How Many Americans Do Not Have Affordable Health Insurance Coverage
McCains health care plan would eliminate the tax forsumption for health care plans, and replace it with a “refundable” tax credit for everyone.
Heres what it means:
Right now, group health coverage benefits are exempted from tax, which means you dont pay taxes on the evaluate of the health insurance plan you receive from your employer (assuming you are among the fewer and fewer citizens who still receive health insurance benefits from your employer).
Under McCains plan, that exemption would disappear. You would be taxed on the value of your health insurance benefits.

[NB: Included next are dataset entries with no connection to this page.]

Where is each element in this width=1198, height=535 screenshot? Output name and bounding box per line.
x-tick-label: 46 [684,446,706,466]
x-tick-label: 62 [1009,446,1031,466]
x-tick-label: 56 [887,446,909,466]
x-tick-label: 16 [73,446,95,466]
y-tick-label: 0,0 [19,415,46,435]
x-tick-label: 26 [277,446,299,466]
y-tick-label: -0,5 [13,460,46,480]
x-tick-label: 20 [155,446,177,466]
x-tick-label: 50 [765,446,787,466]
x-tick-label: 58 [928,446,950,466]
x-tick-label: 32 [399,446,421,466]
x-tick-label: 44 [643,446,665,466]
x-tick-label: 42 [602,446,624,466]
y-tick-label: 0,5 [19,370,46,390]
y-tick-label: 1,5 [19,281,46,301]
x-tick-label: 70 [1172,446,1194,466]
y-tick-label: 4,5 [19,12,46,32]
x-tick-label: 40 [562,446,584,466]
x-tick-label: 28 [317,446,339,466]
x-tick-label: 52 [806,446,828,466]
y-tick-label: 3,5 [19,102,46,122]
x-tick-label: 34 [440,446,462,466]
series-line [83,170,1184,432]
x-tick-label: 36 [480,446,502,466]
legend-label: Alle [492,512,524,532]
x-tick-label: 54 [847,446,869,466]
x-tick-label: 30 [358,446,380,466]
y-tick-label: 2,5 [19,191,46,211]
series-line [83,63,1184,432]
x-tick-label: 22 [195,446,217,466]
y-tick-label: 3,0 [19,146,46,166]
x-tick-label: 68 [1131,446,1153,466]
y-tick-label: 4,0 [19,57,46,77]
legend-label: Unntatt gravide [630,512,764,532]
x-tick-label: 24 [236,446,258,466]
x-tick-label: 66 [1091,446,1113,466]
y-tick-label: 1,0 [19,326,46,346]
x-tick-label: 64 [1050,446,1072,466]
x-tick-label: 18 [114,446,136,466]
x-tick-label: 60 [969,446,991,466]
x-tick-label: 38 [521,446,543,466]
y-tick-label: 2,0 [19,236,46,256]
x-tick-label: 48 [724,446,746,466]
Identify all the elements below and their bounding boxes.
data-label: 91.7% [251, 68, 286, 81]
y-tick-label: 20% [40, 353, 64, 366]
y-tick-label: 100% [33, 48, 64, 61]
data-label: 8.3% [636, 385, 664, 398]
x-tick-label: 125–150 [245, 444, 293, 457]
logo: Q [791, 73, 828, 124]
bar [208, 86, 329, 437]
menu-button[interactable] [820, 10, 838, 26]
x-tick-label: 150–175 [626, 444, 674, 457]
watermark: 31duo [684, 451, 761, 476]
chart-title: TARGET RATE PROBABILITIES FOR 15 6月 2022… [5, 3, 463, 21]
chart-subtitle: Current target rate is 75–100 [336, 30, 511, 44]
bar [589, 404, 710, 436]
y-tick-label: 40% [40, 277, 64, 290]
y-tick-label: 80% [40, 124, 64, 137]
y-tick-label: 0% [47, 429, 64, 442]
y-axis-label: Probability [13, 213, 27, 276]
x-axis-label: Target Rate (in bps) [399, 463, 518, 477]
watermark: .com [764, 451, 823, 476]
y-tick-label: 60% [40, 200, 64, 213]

In bring in, he would offer you a tax credit at a fixed, universal value. It would be the same for everyone. And everyone — the theory goes — could go out shopping to buy their own health insurance on the open market. In theory, as “consumers” hit the “market” for insurance, competing corporations would lower prices, improve their protection indemnity, and give better service and benefits overall.
Sounds good.
It would be, if insurance and health services worked in the same way the market for cars works.
A group of four well-respected scholars have concluded in a new white paper that McCains problem would result in less and worse health insurance coverage. Heres why:
First, insurance companies who sell group plans cannot subtract individuals from the group plans. When a company hires someone with diabetes, and that person comes under the companys purchased health insurance plan, the insurance company cant legally exclude the new worker with diabetes. As somebody knows who has tried to buy health insurance individually, insurance companies can and do exclude individuals who have chronic health problems.
That defeats the objective of health insurance — until you believe that the purpose of health insurance is to make wealth for insurance companies.
A second problem is that McCains designed tax credit is structured to keep up with the rising costs of health insurance. unengaged market proponents may argue that health insurance, and necessarily health care costs one anotherselves, would subsided rather than raise under a McCain plan. Supply and demand, they would argue. competition in the marketplace. But they would find no acute tactic experts to agree with them.
To the contrary, policy experts tend to agree that a typical “consumer” approach to health care and health care insurance does not work on a supply-demand principle. all-purpose sense backs them up. The diabetes patient who is denied coverage, or who is presented coverage at an unaffordable price, can tell you that no matter how much “demand” she may feel for the medical support necessary to keep her healthy, she cannot find a realistic “supply.”
The white paper abstract sums it up in this way:
Moving toward a relativelyunregulated nongroup market will tend to raise costs, reducethe generosity of benefits, and exit people with fewer consumerprotections. [Health Affairs 27, no. 6 (2008): w472-w481 (publishedonline 16 September 2008; 10.1377/ hlthaff.27.6.w472)]
The authors of that report are not political hacks. And they have criticized the Obama health care plan as well. So youll have some context in which to examine the foregoing quotation, Ill paste in here the names and credentials of the four scholars who authored the study:
1 Tom Buchmueller is the Waldo O. Hildebrand Professor of wager Management and Insurance in the Ross School of Business, University of Michigan, in Ann Arbor.
2 Sherry Glied is a professor and chair of the peculiarity of Health Policy and Management, Mailman School of Public Health, Columbia University, in New York City.
3 Anne Royalty is an associate professor of economics, Indiana University–Purdue University at Indianapolis (IUPUI).
4 Katherine Swartz is a professor of health economics and policy in the Department of Health Policy and Management, Harvard School of Public Health, in Boston, Massachusetts.
Corporate workers and others who may still benefit from group-based health insurance plans stand to lose the most. Theyll lose the tax exemption for those plans. as a replacement theyll be given a tax credit and an intimidating research assignment: go out and find yourself a good deal on health insurance. By yourself.